How I build my wardrobe
I organise my wardrobe by season, type of clothing and colour. Melbourne’s mild climate encourages me to layer clothes together. So packing away clothing in the off season makes sense, but doesn’t work well for me. Weather fluctuations make it hard to draw a seasonal line! It helps me mentally to apply the binary definitions of a ‘winter’ and ‘summer’ wardrobe to my clothes though.
Within each season’s wardrobe, I spell out how many of each kind of item I think I need. I’ve learnt that I prefer to have a fortnight’s worth of clothes available at any time so I’m not washing constantly. I try to put off washing clothes unless they are smelly or dirty, but sometimes that means I need to wash a top after only one or two wears. For example, this is my winter list:
Work blazer: 2
Work skirt: 2
Work trousers: 2
Work dress: 2
Work blouses/knit tops: 6
Dressy blouse: 1
Evening trousers, skirt or dress: 1
Casual Jacket: 1
Casual top: 2-4
Casual trousers or skirts: 1-2
My summer list is pretty much the same. I need an extra casual dress and one less pair of work trousers. You might be able to see in the photo that I use a few jackets and trousers across both seasons.
I also organise my pieces by colour. Colour me beautiful pegs me as a ‘Summer’, so I pick a lot of clear, bright colours. I replace clothes only when they’re worn out or if I really don’t like wearing them. I also aim to only source clothes second hand. Conforming my wardrobe to this colour scheme took me about five years. Luckily I’m fond of op-shops and my friends regularly hold clothing swaps! I’m not 100% there, but I find that all my clothes pretty much go with each other now. I’m always able to pull together an outfit from the pieces I have.

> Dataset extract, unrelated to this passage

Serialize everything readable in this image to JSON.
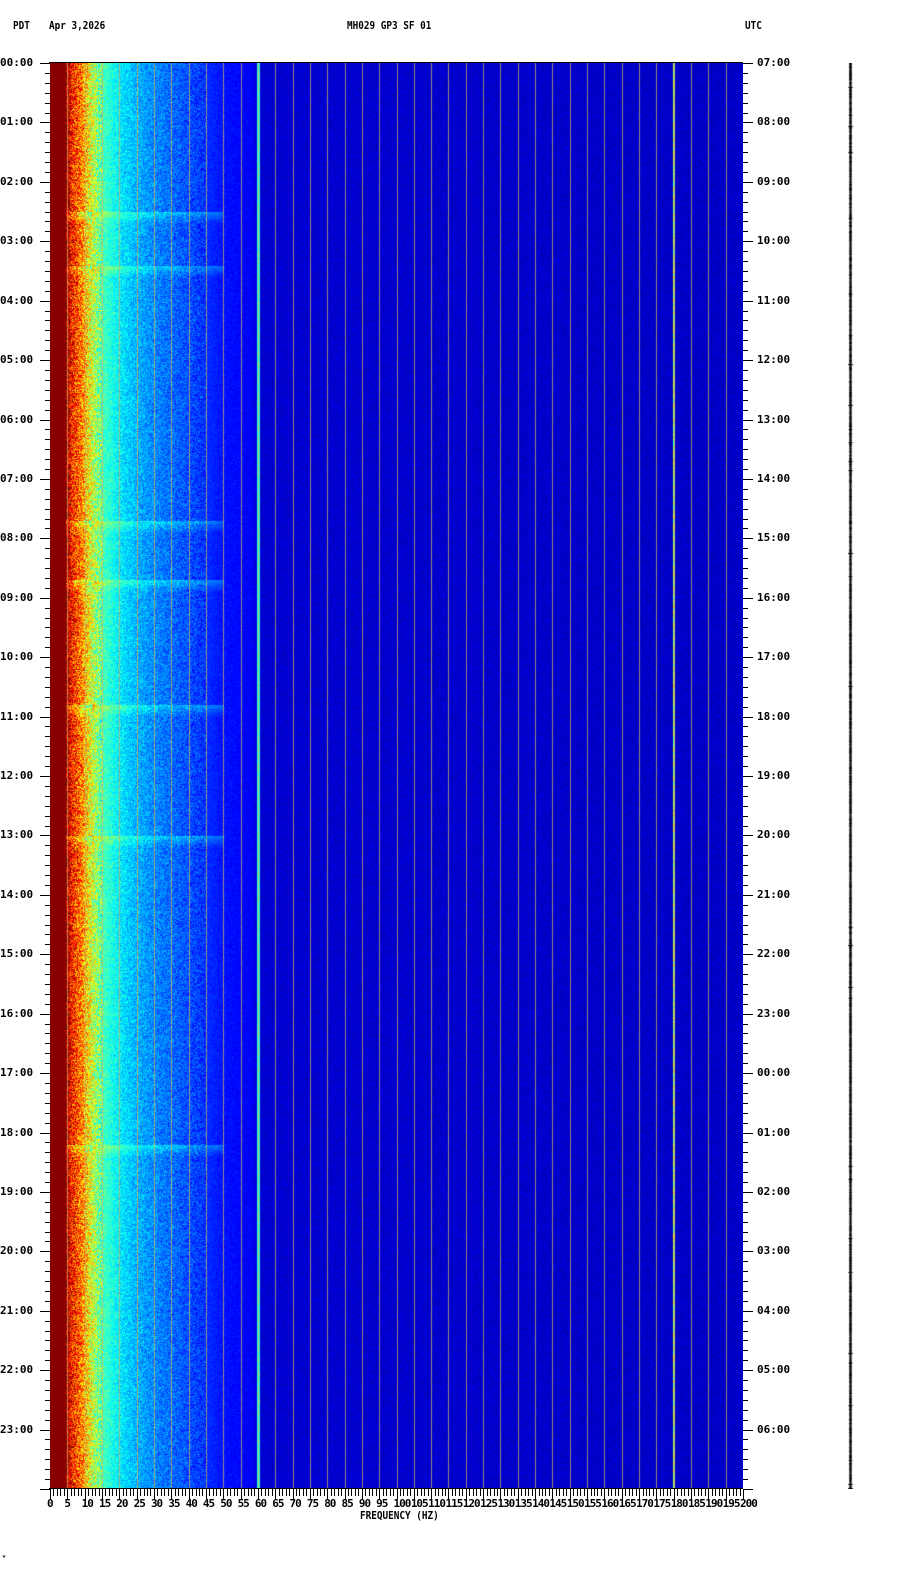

By this stage I was pretty tired; this process had taken a long time! I sped through my underclothes and special activity clothes and only photographed them quickly. On the upside, my impatience meant I was able to cull a few things that were overdue for it! I also haven’t included my shoes or bags in this audit. Too much stuff to audit in one go!
Auditing my wardrobe
I try once a year to go through my clothes to see what I have, get rid of excess and find out where the ‘holes’ are. I have more skirts than I need. The extras are ones that I love and would rather wear out than give away, so they stay for now! I have way too many summer dresses and summer casual tops, so I will work out which ones to cull in summer. I have 61 pieces in my summer and winter wardrobe all together. I’m relatively happy with this number.
This year I was particularly interested in anything I felt I was missing, in case I could make it for my Fibreshed project. My ‘holes’ are pretty small: I’d like a winter dress with long sleeves, and a couple of summer work blouses. I’ve changed shape over the last two years and my trousers don’t fit well any more, so I’d also love a winter and summer pair of pants.
Inspired by Treading my own path’s Who made your (my) clothes post, I also checked out the country of origin of my clothes for the first time.
The significance of China’s contribution to my wardrobe amazed me. The high number of ‘unknowns’ is because a lot of my clothes are so old that their labels are now illegible. I discovered to my surprise that I have four pieces of Australian made clothing. We have a manufacturing industry, but it’s much smaller these days, so I didn’t expect to find I owned any local pieces. I’m intrigued to see the different countries I have one piece of clothing from. Australia seems to source clothes from a smaller market than overseas manufacturers, and most of my wardrobe was bought here. A lot of the ‘random’ countries are pieces of clothing I bought while I was traveling and living in Europe eight years ago.
I considered recording the fibre content of each piece of clothing. I only thought of this half way through, so I couldn’t be bothered this time. It can be a task for the next audit!